Histoire & Culture d’Océanie : Au paradis aussi, les classes sociales existent

Histoire & Culture d’Océanie : Au paradis aussi, les classes sociales existent

Sacrés (raa), les arii devaient être portés pour ne pas « contaminer » les terres qu’ils foulaient ©DR

Cette semaine, le président de la Polynésie française Edouard Fritch, s’est rendu à Samoa, Etat indépendant du Pacifique depuis 1962. Il a été élevé au rang de matai, un titre réservé aux chefs, un élément clé de la vie politique et sociale à Samoa. Ce pays est considéré comme le creuset de la culture polynésienne. Avant de nous pencher la semaine prochaine sur son organisation sociale traditionnelle, qui est toujours en vigueur, regardons de plus près comment était régie, en Polynésie orientale, la société tahitienne avant son contact avec la société européenne.
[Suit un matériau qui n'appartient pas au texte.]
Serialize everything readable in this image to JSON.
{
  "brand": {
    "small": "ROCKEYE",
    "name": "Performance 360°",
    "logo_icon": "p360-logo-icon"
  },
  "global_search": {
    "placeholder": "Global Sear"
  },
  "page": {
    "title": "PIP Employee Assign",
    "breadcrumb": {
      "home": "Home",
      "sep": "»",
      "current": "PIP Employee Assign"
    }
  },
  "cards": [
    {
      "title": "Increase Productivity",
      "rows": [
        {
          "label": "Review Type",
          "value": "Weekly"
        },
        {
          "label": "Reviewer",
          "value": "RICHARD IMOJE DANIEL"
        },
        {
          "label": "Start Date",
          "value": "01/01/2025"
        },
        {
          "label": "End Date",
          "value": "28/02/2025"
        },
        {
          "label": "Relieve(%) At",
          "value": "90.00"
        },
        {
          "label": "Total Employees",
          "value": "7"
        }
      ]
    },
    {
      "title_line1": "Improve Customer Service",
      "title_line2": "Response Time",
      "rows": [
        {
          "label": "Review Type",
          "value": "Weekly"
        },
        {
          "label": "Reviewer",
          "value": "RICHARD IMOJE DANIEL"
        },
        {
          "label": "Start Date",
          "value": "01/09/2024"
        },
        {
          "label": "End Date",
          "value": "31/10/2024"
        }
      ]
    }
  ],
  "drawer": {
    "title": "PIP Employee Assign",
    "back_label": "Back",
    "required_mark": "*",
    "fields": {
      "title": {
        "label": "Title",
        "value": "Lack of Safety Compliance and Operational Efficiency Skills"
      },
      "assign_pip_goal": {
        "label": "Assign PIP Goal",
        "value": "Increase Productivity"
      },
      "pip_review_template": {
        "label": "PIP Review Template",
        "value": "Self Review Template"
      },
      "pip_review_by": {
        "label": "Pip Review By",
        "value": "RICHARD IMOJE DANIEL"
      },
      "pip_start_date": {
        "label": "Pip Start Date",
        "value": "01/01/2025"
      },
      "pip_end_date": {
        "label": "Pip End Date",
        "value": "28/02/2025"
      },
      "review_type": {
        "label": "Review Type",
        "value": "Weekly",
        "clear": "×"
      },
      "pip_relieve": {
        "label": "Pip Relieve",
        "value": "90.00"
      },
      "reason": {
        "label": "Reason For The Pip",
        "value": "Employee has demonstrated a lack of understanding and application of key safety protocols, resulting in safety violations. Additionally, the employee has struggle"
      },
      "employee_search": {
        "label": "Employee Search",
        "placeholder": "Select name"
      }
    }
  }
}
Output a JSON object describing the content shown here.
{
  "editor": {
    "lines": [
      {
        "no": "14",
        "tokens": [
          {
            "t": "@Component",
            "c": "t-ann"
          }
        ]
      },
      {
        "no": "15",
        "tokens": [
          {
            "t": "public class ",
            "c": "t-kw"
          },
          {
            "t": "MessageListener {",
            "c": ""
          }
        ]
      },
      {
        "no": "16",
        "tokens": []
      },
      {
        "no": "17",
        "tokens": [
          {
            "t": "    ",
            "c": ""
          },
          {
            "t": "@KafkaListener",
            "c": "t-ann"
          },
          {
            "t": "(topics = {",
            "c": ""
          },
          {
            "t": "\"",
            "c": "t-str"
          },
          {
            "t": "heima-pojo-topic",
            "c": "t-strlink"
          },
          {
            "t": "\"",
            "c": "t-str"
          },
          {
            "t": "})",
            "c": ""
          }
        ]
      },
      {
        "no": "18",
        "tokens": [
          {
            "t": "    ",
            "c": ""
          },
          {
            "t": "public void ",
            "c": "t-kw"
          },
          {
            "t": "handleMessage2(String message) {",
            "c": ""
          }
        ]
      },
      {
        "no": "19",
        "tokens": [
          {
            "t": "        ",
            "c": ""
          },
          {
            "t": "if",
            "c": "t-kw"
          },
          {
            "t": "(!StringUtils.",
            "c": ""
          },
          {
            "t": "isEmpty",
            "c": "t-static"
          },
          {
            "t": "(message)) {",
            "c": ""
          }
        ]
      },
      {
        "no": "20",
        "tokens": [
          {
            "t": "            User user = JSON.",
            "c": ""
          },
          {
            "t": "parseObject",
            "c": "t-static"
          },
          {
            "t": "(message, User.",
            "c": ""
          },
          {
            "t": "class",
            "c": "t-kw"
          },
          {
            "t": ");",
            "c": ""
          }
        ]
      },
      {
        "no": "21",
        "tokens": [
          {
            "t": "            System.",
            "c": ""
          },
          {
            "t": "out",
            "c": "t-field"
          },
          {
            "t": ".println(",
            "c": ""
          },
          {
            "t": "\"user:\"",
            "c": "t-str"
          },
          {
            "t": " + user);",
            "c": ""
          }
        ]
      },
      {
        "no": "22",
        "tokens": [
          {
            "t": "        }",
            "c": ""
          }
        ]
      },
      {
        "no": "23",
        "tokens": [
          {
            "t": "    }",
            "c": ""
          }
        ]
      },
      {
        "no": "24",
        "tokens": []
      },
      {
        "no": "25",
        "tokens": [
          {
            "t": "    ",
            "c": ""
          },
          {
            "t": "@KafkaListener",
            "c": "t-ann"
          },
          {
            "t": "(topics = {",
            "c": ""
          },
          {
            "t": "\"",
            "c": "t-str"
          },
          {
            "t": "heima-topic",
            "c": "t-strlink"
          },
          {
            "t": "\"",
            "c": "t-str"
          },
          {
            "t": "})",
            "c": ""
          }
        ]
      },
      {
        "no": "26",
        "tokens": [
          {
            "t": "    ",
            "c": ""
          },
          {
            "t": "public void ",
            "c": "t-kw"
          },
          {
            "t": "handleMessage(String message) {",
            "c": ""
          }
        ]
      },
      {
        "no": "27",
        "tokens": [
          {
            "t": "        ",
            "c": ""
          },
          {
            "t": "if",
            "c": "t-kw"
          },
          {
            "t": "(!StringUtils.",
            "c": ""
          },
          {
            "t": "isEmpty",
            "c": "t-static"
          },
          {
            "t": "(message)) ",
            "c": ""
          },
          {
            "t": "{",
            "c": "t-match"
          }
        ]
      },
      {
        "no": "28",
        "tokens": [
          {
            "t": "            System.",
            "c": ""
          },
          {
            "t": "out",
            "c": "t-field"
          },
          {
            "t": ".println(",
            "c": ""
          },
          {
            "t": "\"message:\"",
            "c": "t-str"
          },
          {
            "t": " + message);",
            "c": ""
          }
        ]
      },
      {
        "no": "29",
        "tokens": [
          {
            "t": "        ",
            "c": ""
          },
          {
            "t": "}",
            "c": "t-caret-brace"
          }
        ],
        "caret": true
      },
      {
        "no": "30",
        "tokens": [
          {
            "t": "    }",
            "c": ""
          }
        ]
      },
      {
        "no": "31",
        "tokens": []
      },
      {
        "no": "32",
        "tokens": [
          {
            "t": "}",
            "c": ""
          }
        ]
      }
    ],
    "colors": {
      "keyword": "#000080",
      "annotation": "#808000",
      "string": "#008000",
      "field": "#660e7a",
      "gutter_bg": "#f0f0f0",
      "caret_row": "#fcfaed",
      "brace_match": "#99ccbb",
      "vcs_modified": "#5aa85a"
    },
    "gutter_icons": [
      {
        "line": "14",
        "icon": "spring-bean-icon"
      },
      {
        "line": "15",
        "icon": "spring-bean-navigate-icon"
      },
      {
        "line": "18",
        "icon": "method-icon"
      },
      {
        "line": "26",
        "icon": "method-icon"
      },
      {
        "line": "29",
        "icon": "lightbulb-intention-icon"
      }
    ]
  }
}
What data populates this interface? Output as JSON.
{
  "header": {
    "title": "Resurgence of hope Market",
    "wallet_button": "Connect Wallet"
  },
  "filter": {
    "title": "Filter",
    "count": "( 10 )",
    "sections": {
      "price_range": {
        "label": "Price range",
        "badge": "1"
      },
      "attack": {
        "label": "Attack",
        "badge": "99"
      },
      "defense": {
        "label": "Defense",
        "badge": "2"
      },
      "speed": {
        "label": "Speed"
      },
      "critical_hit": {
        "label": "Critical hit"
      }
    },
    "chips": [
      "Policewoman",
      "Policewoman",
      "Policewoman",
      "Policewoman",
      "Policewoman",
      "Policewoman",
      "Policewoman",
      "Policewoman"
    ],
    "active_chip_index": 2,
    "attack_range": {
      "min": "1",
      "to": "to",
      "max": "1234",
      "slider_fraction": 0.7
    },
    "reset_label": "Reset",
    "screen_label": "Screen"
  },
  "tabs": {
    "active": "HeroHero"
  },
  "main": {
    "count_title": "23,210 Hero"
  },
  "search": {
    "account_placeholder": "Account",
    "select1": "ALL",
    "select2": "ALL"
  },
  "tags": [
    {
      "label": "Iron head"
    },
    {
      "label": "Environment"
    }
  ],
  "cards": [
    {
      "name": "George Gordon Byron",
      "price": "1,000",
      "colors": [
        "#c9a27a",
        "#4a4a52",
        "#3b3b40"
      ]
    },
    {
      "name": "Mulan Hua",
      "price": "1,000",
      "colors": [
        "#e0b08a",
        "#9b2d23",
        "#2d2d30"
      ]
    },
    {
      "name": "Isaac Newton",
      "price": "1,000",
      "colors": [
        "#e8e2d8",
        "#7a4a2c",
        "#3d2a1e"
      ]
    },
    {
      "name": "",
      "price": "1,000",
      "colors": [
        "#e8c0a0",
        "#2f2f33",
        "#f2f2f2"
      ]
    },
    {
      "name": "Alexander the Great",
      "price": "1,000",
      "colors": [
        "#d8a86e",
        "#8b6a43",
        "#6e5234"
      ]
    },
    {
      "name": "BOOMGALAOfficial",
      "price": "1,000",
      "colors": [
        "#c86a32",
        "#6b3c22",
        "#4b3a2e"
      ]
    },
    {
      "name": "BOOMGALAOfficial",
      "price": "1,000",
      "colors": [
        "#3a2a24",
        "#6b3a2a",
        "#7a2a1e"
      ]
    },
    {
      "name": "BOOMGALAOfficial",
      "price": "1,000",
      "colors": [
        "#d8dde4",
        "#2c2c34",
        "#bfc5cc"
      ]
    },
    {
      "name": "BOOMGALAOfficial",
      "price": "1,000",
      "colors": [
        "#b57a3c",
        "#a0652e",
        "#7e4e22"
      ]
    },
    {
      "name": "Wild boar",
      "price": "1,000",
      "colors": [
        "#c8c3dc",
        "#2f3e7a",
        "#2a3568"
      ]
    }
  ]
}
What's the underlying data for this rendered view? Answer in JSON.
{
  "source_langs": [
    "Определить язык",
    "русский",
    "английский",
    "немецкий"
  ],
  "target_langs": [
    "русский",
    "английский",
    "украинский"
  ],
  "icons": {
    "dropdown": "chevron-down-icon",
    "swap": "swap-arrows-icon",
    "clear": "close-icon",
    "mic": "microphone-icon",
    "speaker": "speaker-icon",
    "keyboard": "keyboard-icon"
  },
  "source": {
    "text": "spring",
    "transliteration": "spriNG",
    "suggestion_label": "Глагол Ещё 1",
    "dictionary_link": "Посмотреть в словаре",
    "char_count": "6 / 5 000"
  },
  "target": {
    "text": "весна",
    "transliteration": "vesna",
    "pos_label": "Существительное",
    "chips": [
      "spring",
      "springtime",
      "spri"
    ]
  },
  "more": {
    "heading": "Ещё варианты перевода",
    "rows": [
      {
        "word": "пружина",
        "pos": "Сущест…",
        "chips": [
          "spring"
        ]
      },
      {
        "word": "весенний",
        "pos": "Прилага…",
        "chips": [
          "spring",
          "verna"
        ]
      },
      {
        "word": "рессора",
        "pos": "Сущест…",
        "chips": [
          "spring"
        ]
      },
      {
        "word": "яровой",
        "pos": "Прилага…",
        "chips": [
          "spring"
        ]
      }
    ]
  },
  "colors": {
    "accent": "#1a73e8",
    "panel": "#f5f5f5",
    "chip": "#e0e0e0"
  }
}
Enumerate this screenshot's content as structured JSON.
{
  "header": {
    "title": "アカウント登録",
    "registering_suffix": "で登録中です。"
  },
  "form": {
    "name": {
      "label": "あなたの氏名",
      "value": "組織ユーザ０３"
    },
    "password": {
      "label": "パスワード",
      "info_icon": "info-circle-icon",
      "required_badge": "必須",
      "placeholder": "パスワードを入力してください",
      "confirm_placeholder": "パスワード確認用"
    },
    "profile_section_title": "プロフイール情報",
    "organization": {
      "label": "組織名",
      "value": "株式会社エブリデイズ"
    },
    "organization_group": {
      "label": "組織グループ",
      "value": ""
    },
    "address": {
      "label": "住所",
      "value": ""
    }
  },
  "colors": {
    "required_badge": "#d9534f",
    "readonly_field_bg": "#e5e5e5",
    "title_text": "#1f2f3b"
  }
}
La société tahitienne était divisée en trois classes : les manahune, les roturiers ; les raatira, la petite noblesse et la bourgeoisie et enfin les arii, les souverains, les chefs.

Les chefs, hommes ou femmes, gouvernaient un territoire, le fenua (le fenua renvoyant ici à la parcelle de terre), et commandaient un peuple, le mataèinaa. Il y eu, par le passé, un contresens réalisé par les Occidentaux et avalisé par les habitants sur le mot mataèinaa. Les premiers y ont traduit, en effet, une notion de territoire, mataèinaa ayant pris un nouveau sens, celui de district. Ces arii détenaient leurs titres familiaux des dieux. En étant de cette façon en contact avec eux, ils étaient donc emprunts, tout comme eux, de sacralité. Comme il était dangereux pour un humain profane –noa– d’être en contact ou trop près d’une entité ayant plus de sacré que lui, des règles de prescriptions très strictes entouraient les arii. Au risque de « contaminer » le sol en le foulant et de le rendre, par simple contact, sacré, les arii étaient portés. Dans le cas contraire, la population profane aurait été contrainte de ne pas pouvoir poser ses pieds sur le sol foulé par le arii, et d’être dans l’incapacité de se déplacer. De la même façon, en raison de cette « sacralité contaminante », les arii ne pouvaient toucher leur nourriture, au risque de la rendre sacrée et que leur estomac ne puisse l’accueillir. Ils étaient nourris par des serviteurs. C’est ainsi qu’il faut accepter le sens du mot tabou. Ce mot polynésien (on dit tapu en tahitien), entendu par  James Cook la première fois, à Hawaii, qualifie au plus juste ces êtres et les dieux dont ils descendent, comme étant obligés d’agir d’une manière non libre et restrictive et devant observer des rituels différents des autres hommes. L’arii Pomare, le dieu Oro, parce qu’ils étaient sacrés –raa- étaient tapu.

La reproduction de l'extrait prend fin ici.